Cemaatlere kimin yardım ettiği, Cumhuriyet İcra Kurulu Başkanı Avukat Akın Atalay’ın mahkemeye sunduğu belgede kanıtlanmış durumdadır. 2003 yılında dönemin Dışişleri Bakanı’nın imzasını taşıyan iki ayrı gizli yazıyla, Türkiye’nin dış temsilciliklerinin cemaatlere yardımcı olunmasını istenmiş, Cumhuriyet bu yazıları bastığı için DGM’de hakim önüne çıkmıştır. Dolayısıyla cemaatlere kimin yardım ettiği mahkeme kayıtlarında vardır. “Ne istiyorlardı da vermedik” diyen zihniyetin bugün yüzsüzce önüne geleni cemaate yardım suçlamasıyla tutuklatması ahlaksızlıktır.
Basın tarihimizin en ahlaksız ve vicdansız kararlarından biri olarak tarihe geçecek olan bu karar, tüm ortakları için utanç vesikası olacaktır.
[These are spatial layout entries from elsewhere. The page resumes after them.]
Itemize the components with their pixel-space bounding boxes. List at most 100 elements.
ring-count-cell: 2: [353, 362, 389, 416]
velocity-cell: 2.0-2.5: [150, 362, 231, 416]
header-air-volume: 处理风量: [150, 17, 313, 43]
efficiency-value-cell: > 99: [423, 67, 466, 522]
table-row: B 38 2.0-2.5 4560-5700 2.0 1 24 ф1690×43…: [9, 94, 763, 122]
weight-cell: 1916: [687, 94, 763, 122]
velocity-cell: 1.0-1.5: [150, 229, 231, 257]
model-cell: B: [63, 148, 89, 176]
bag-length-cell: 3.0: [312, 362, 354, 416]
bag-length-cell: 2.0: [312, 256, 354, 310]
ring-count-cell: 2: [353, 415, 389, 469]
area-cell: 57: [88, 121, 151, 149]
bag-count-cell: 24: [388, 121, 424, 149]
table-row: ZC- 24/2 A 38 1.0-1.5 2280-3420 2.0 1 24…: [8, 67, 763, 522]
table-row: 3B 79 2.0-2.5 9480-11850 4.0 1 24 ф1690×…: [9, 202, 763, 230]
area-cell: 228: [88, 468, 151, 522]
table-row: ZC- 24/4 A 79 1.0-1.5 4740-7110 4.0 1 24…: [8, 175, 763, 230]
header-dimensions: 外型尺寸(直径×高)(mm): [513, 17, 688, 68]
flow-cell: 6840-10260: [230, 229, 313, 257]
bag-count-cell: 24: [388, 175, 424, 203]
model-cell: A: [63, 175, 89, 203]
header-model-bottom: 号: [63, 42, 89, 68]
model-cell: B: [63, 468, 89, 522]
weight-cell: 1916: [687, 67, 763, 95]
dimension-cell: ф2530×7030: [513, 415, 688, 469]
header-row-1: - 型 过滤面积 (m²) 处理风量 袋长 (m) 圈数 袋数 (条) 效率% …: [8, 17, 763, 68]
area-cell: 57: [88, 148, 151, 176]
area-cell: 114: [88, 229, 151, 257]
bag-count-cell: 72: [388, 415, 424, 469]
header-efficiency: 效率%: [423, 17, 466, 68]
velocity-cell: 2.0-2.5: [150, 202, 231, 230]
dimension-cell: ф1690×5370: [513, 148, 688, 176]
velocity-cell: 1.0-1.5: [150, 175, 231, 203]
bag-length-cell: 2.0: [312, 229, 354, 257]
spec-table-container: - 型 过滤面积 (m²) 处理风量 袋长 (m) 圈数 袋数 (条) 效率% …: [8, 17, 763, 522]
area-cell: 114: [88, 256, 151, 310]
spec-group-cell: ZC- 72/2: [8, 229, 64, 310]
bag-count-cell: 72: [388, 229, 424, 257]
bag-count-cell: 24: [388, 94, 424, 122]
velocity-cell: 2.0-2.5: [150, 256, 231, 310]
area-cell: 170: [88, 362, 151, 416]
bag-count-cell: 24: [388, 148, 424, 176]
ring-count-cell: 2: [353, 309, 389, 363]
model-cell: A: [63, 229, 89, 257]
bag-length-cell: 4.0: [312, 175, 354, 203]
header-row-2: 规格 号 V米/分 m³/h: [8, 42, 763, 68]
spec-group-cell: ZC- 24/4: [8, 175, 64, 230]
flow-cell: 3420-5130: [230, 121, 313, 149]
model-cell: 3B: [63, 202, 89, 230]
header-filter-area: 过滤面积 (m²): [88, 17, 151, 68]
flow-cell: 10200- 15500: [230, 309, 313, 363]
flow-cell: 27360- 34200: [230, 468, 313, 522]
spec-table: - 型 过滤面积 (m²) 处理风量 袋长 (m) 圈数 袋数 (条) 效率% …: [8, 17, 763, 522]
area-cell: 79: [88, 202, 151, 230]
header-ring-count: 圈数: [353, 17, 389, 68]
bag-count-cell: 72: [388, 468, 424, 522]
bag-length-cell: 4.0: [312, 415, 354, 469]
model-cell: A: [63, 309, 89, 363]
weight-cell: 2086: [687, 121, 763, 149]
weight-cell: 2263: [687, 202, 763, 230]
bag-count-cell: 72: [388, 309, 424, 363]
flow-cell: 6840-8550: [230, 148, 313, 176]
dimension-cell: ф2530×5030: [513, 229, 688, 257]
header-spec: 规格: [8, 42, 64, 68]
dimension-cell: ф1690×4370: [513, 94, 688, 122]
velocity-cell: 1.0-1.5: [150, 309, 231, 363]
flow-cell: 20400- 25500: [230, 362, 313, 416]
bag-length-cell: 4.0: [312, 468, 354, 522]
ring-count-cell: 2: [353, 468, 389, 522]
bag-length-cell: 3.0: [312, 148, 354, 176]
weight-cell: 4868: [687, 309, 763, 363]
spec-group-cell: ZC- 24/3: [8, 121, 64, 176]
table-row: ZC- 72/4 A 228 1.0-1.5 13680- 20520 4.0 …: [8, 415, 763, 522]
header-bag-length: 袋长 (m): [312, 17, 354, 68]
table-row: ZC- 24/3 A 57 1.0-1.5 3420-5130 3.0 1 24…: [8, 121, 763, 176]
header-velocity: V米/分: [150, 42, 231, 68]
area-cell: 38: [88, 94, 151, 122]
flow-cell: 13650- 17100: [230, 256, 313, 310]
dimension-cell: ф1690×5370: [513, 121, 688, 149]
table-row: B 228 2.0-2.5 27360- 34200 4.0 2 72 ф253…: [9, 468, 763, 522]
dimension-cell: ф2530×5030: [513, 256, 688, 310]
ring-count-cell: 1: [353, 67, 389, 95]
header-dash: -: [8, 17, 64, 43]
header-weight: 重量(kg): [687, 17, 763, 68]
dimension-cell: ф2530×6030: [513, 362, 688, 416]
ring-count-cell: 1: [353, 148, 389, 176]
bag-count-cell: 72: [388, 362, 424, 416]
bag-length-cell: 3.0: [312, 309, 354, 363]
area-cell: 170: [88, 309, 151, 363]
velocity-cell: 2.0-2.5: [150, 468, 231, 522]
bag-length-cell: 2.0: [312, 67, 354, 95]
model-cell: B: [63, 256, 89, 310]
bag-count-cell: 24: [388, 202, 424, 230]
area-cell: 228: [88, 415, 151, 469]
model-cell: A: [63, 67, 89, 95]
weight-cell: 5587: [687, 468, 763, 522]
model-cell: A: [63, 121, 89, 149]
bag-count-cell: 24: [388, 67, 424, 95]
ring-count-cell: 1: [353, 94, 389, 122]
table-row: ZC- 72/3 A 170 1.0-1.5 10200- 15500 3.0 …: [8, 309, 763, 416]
Ancak bugün, Türkiye’nin demokrasi ve özgürlük mücadelesinde yeni bir başlangıcın da müjdecisidir. Çünkü alınan bu karar, Erdoğan ve ekibinin korkularının tescilidir. Korkularına esir olmuş bu sözde iktidar sahipleri, kaçak saraylarının içinde kendilerine yarattıkları dünyadan başlarını dışarı her uzattıklarında, yalnızlıklarıyla baş başa kalacaklardır.
“Bizler casus değiliz, hain değiliz, kahraman değiliz. Bizler gazeteciyiz. Burada yapılan şey de baştan sona gazetecilik faaliyetidir” diyen Can Dündar’ı ve “ Bir gazeteci, ülkesinin tehlikede olduğunu görüyorsa bu haberi yapmak onun görevi, zorunluluğudur ” diyen Erdem Gül’ü en içten duygularımla kucaklıyorum.